L’Union est championne, et les rivaux pointent du doigt ses «supporters de la victoire». Pourtant, le début de l’histoire est le même partout: on aime un club parce qu’il gagne, puis on le supporte même s’il perd.
Ils étaient 8.000, dans les tribunes très bien garnies du stade Joseph Marien, pour assister au doublé libérateur de Promise David sur la voie d’un titre tant attendu depuis quatre saisons. Quelques milliers, aussi, sur la place Van Meenen, où un écran géant rassemblait ceux qui n’avaient pas pu obtenir l’un des tickets tant convoités.
Ils n’étaient pourtant qu’un peu plus de 2.000, cinq ans plus tôt, quand l’Union cherchait à s’extirper de la deuxième division, avant de devenir le «club à suivre» avec sa façade vintage si bien vendue et ses tribunes où on vit «une expérience différente». Dans l’intervalle, des milliers de nouveaux supporters ont donc garni les travées qui bordent le parc Duden. Parce que même quand on ne le gagne pas à la fin, jouer le titre, ça aide. Surtout, parce que depuis son retour en première division, les 80 matchs disputés dans leur enceinte se sont conclus 52 fois par une victoire, et seulement quinze fois par une défaite. La joie est facile à vivre, et c’est précisément ce que reprochent de nombreux fans rivaux à ceux qui font aujourd’hui la fête dans les gradins du stade Marien: qu’ils sont –à l’exception de ceux qui étaient déjà (ou toujours) là lors des années de galère, méritant eux le statut de «vrais supporters»– des «supporters de la victoire».

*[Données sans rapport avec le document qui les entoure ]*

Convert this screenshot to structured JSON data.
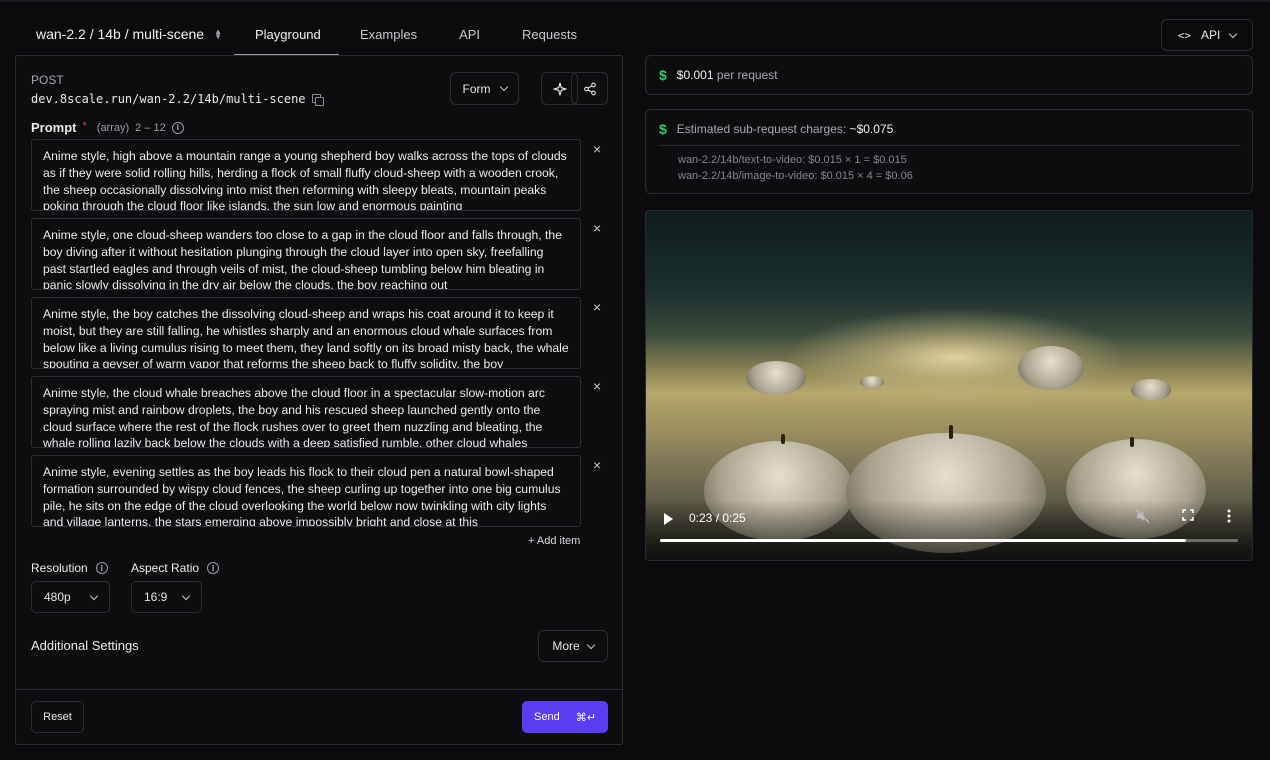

Son obsession de trophée pour Charleroi, l’amenant à parler chaque année de la Coupe de Belgique jusqu’à ce que la superstition l’emporte, Mehdi Bayat aimait la justifier par cette formule: «Personne ne devient supporter d’un club qui perd.» La phrase est évidemment généralisante, mais pourtant bien vraie. Si Bruges, l’Antwerp, le Standard ou Anderlecht sont les clubs qui garnissent le mieux les tribunes belges, c’est parce qu’ils ont le palmarès qui va avec. Que même quand les victoires se sont épisodiquement faites plus rares, il y avait toujours des parents nostalgiques pour faire découvrir à leur progéniture leur amour du blason et des tribunes. A l’Union, cette transmission-là s’était en grande partie perdue, parce que les victoires étaient trop éloignées pour que le temps ne fasse pas des ravages sur l’occupation des gradins.

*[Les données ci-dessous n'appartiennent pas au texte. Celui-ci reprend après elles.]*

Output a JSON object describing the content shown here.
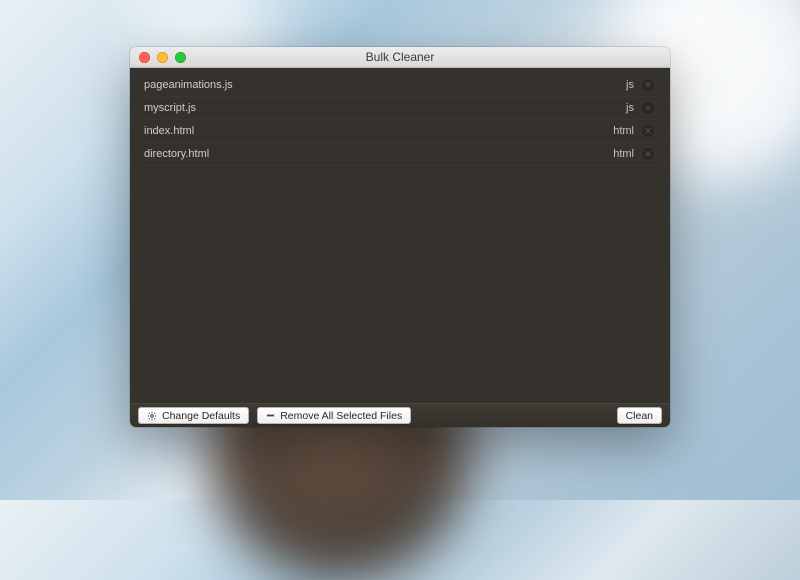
{
  "window": {
    "title": "Bulk Cleaner"
  },
  "files": [
    {
      "name": "pageanimations.js",
      "ext": "js"
    },
    {
      "name": "myscript.js",
      "ext": "js"
    },
    {
      "name": "index.html",
      "ext": "html"
    },
    {
      "name": "directory.html",
      "ext": "html"
    }
  ],
  "toolbar": {
    "change_defaults": "Change Defaults",
    "remove_all": "Remove All Selected Files",
    "clean": "Clean"
  }
}
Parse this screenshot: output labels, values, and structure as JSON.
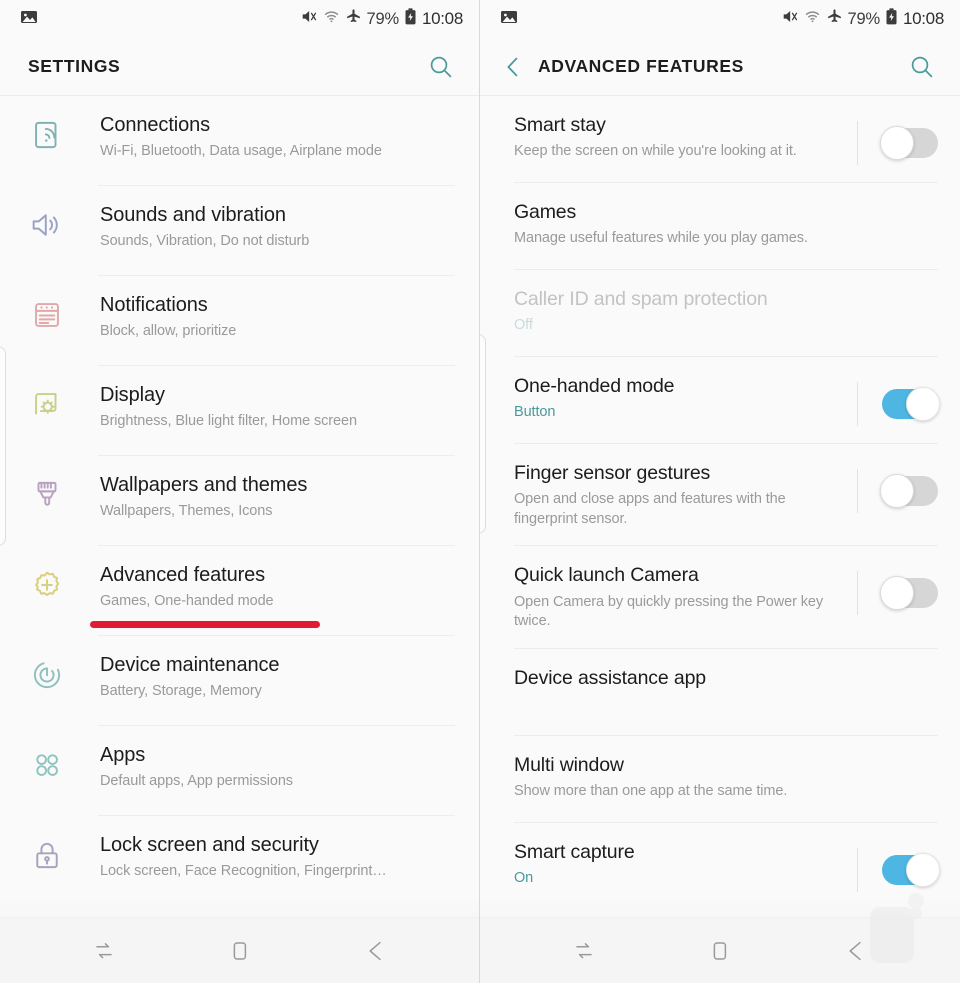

Les résultats sous Luka Elsner, d’abord (une demi-finale de Coupe de Belgique), puis avec ses successeurs, ont progressivement regarni les travées jusqu’à l’apothéose sold-out face à La Gantoise. Avec, forcément, une bonne dose de supporters de la victoire. Peut-on pour autant leur reprocher d’être arrivés dans une période d’euphorie, de succès et de sentiments positifs? De porter des couleurs qui, au début de la décennie, étaient seulement celles de Saint-Trond, Beveren ou Westerlo aux yeux de la plupart des suiveurs de la première division?

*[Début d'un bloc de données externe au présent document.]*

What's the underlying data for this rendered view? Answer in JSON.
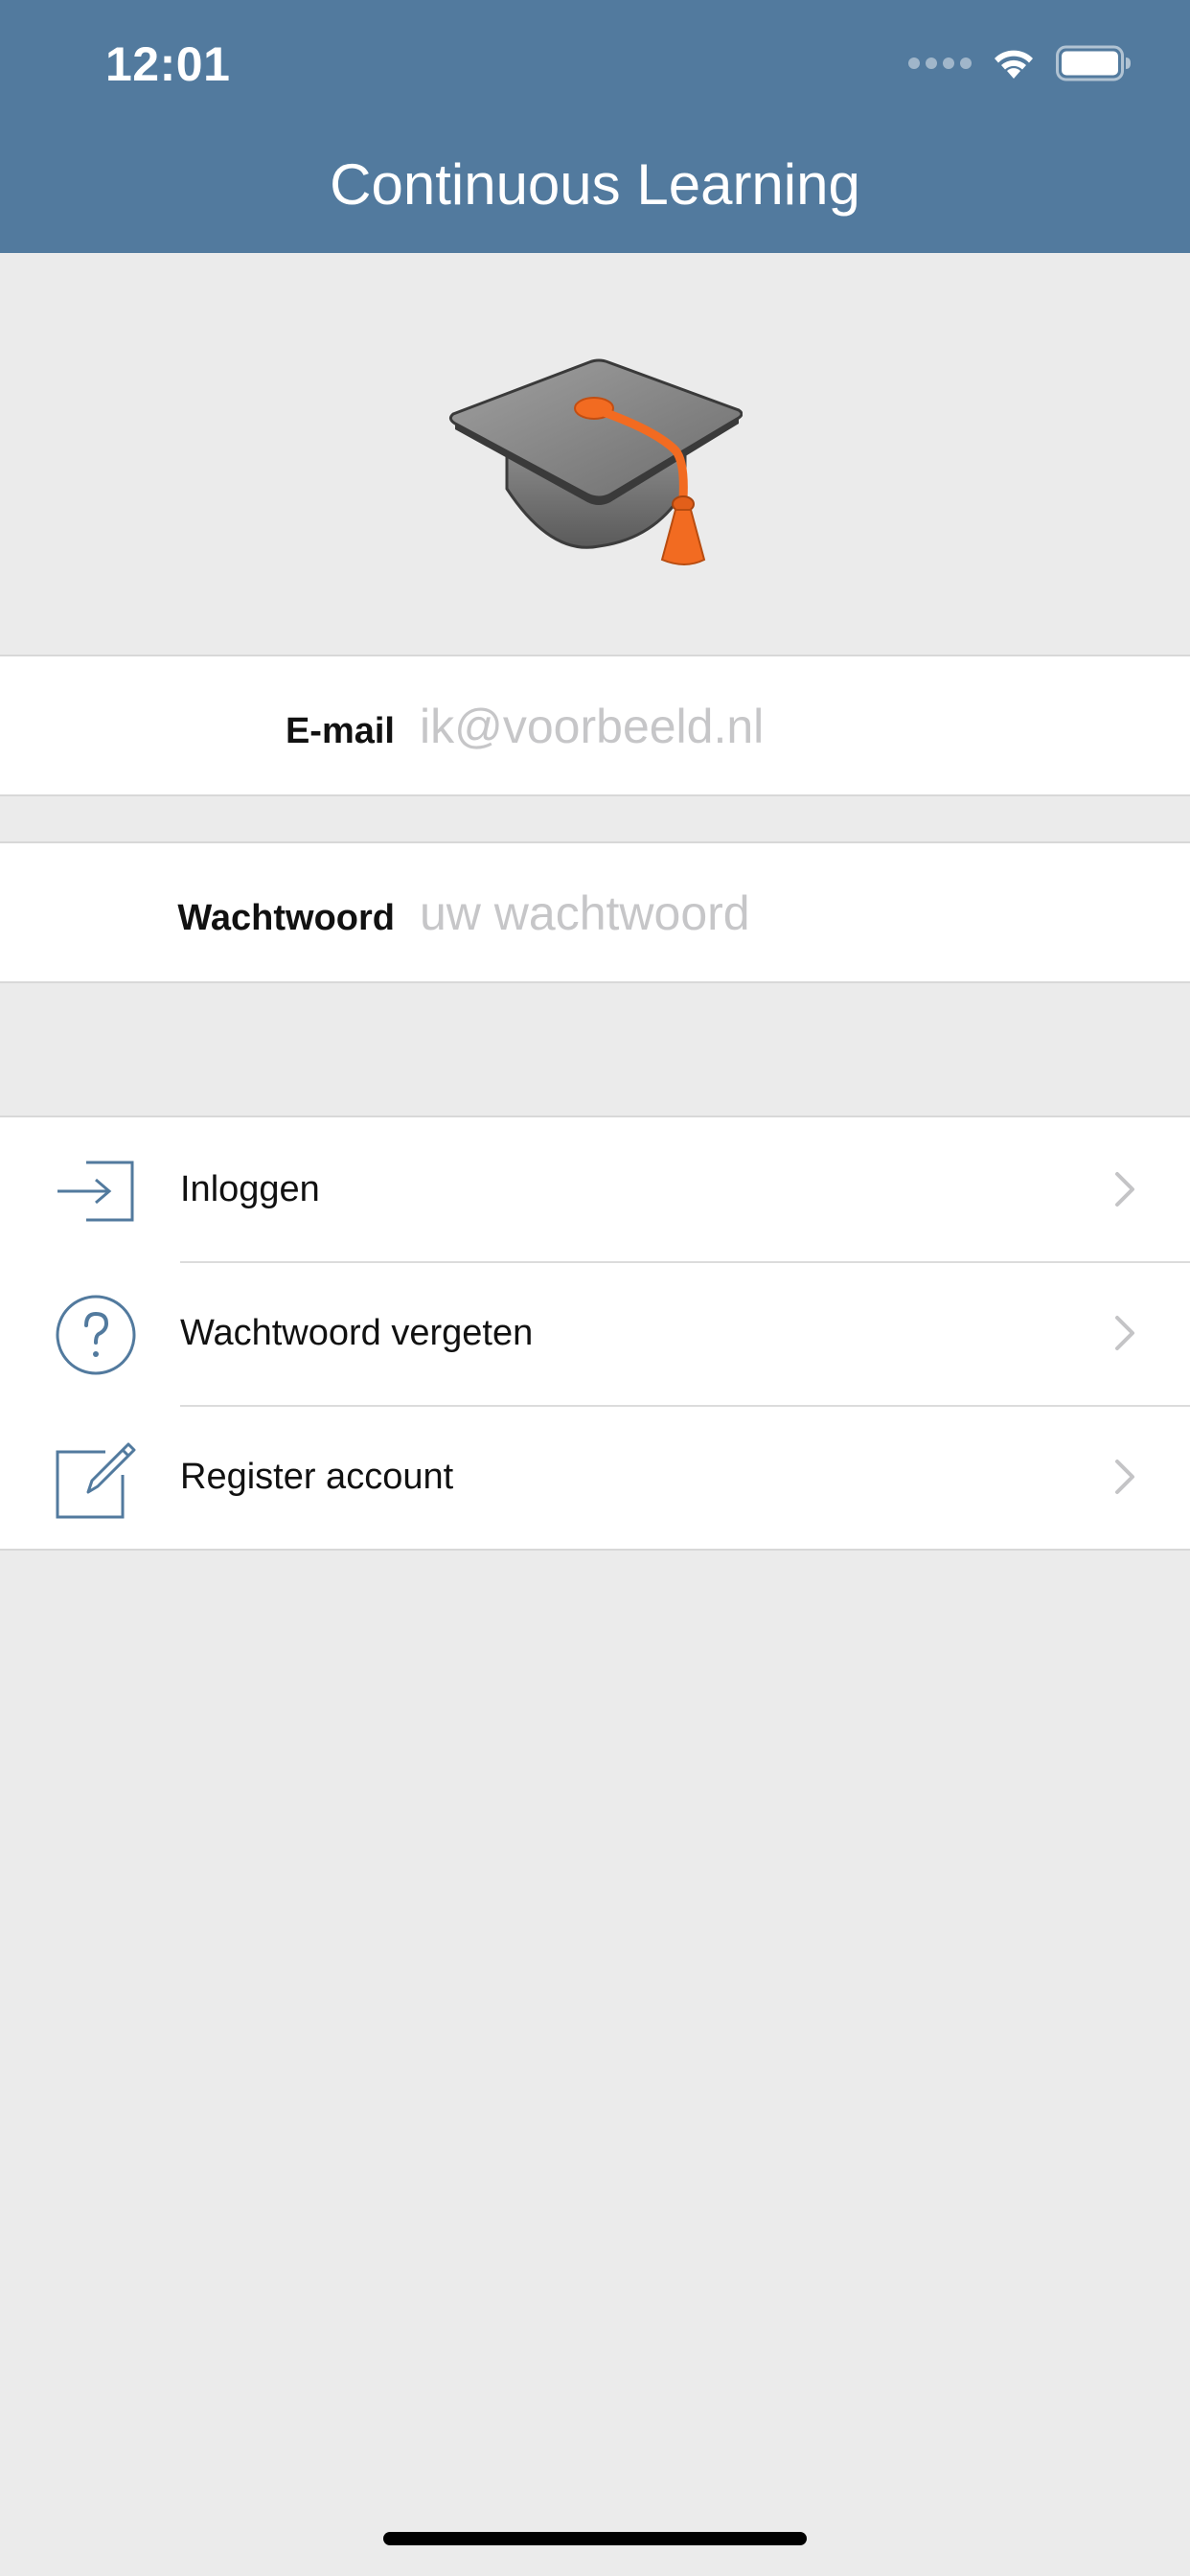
{
  "status_bar": {
    "time": "12:01"
  },
  "header": {
    "title": "Continuous Learning"
  },
  "logo": {
    "icon": "graduation-cap-icon"
  },
  "form": {
    "email": {
      "label": "E-mail",
      "placeholder": "ik@voorbeeld.nl",
      "value": ""
    },
    "password": {
      "label": "Wachtwoord",
      "placeholder": "uw wachtwoord",
      "value": ""
    }
  },
  "actions": [
    {
      "label": "Inloggen",
      "icon": "sign-in-icon"
    },
    {
      "label": "Wachtwoord vergeten",
      "icon": "question-circle-icon"
    },
    {
      "label": "Register account",
      "icon": "edit-icon"
    }
  ],
  "colors": {
    "header_bg": "#527a9e",
    "accent": "#527a9e",
    "page_bg": "#ebebeb",
    "cap_orange": "#f26b21"
  }
}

A l’heure de juger la «véracité», l’authenticité d’un supporter, il est de coutume de le faire en lui demandant à quelle période il est arrivé. C’est ainsi que le «vrai» supporter de l’Union doit avoir vécu les années à lutter pour le maintien en D3, sous peine d’être étiqueté opportuniste. Pourtant, ce sont plus souvent les successions de défaites que les séries de victoires qui font le tri. Parce que la force de l’amour d’un supporter ne s’évalue pas tellement au moment où il arrive. Plutôt à celui où il part.